Eventually he got a real job in IT, and ended up leaving Northern Ireland. Since then, he’s ran or participated in several gaming groups – in London, Boston, San Francisco and Sydney. His last group dissolved at the end of 2003, mostly due to family commitments.
Many of his gaming books have remained shelved (but never sold!) since then, until recently he and Matt decided it was time for one more roll of the dice.
Other contributors
Melody Wingfield
Melody’s introduction to gaming was simply a matter of being in the right place at the right time. She’d just finished reading Tolkien and the Dragonlance series when a friend of a friend mentioned they were starting up a roleplaying club afterschool. While she loved it, her father wasn’t incredibly impressed with the idea of his daughter taking up Satanic activity [insert requisite eye-rolling here], so the experience was shortlived.
Once free again to pursue her own interests, Rapunzel… er, Melody let down her hair and found a group of likeminded gaming-enthusiasts at UNC-Asheville. AD&D was the venue of choice, with a one-time-only-and-that-was-enough bout of Paladium in there for flavor. Through MUSHing, she discovered online rping, one particular vein of which led her to White Wolf’s Vampire: The Masquerade.

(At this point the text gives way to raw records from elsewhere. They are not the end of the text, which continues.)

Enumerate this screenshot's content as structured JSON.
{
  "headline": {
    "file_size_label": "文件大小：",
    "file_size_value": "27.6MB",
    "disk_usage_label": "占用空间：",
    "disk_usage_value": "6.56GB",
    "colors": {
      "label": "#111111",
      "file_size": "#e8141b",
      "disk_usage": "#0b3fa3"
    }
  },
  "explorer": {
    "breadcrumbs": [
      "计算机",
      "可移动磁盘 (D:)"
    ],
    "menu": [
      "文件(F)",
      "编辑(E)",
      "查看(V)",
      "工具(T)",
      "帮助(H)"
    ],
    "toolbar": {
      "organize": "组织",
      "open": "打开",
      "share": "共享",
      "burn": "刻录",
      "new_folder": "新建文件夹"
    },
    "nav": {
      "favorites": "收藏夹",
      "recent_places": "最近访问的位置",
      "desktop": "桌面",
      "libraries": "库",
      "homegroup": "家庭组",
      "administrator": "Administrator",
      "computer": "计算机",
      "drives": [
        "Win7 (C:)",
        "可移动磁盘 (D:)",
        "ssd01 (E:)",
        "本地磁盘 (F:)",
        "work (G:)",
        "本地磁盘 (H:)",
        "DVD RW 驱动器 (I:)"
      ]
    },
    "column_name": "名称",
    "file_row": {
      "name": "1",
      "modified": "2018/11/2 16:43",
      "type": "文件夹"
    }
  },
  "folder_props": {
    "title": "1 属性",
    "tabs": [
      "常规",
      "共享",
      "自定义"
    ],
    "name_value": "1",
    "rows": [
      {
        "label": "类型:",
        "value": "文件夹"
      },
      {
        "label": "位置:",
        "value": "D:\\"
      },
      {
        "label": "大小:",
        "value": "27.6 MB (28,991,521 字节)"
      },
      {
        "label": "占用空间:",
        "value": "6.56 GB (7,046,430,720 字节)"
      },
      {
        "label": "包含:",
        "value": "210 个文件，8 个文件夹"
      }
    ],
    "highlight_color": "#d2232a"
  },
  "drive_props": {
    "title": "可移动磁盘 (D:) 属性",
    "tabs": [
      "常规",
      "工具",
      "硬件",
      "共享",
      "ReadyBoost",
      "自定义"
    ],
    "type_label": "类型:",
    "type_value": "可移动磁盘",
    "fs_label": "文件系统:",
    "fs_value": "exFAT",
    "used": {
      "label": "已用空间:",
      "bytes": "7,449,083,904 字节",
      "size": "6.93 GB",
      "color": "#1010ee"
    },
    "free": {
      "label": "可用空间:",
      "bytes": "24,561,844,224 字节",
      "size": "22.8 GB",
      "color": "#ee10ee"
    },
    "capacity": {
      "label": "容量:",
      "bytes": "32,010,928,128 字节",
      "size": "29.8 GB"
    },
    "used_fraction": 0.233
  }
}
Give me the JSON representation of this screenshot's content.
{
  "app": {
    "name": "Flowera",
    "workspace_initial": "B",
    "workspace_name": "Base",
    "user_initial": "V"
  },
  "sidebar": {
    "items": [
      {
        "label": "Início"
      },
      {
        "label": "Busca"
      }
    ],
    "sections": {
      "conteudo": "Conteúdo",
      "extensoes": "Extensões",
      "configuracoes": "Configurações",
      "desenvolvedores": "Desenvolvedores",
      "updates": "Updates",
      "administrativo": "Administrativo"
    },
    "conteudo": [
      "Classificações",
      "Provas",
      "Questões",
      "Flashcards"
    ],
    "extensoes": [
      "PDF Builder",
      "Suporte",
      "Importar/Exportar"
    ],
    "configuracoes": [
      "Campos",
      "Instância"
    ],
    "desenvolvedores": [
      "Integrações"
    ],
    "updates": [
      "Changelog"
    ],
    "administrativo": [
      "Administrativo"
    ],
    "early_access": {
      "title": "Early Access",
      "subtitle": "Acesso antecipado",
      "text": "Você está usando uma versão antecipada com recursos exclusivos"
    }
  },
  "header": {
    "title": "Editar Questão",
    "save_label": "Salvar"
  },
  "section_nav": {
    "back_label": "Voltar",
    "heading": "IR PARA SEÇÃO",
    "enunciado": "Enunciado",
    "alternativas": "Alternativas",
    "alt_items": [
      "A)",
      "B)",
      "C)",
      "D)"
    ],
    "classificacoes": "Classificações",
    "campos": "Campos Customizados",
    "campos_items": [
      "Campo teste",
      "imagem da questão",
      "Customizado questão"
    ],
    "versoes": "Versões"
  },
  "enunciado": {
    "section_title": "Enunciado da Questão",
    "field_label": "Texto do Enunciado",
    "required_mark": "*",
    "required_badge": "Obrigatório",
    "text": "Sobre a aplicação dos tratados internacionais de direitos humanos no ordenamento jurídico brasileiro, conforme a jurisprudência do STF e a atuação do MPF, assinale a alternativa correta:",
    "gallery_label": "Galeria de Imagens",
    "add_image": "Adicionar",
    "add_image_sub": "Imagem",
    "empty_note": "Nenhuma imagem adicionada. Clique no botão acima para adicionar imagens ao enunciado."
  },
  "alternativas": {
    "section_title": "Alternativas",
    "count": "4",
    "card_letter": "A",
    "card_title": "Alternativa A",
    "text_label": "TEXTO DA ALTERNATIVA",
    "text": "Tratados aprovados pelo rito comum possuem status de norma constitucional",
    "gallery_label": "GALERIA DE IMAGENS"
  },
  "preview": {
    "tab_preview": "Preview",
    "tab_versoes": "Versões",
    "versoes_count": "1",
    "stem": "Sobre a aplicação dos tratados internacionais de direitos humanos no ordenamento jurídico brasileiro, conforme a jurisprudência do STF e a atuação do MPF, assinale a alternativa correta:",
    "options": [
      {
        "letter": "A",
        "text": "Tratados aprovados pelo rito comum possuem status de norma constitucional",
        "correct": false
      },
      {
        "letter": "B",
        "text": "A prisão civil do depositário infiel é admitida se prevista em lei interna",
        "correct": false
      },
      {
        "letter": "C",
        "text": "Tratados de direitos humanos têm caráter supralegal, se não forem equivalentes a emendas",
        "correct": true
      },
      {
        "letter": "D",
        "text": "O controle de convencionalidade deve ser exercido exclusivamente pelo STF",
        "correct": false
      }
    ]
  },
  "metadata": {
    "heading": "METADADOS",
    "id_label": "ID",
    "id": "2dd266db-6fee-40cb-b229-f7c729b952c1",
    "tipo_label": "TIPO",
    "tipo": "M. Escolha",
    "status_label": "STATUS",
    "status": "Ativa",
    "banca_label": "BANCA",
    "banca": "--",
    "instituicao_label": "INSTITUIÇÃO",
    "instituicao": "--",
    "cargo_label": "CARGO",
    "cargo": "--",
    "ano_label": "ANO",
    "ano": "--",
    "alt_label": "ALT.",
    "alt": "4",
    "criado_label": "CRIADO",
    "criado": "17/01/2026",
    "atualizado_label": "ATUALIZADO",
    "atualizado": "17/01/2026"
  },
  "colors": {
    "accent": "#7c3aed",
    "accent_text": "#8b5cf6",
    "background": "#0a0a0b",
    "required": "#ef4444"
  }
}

She’s not really sure how she ended up as a GM. There’s a fuzzy memory akin to a shotgun wedding somewhere in her mind involving a stack of WW books and the fateful phrase “Hey, you should try running a game.” And from that point on, she’s probably spent more time in the GM’s chair running NPCs than actually playing a character. She’s also done LARP and wargaming, but nothing really holds her heart like good, old-fashioned paper and dice.
Years passed between the glory days and the present. Cross-country moves. More roleplaying. Boyfriends morphed into husbands morphed into “Was-bands”, and attempts at cloning herself proved highly successful. When someone asked if she was married recently, she was overheard replying “I’m in remission”. It’s amazing how the lack of a mate suddenly leaves all sorts of time for gaming. It was a good trade.
As to how a girl from the States ended up friends with an Irish guy and writing for his blog, now there’s a story for the telling… but not if there’s a game to be played.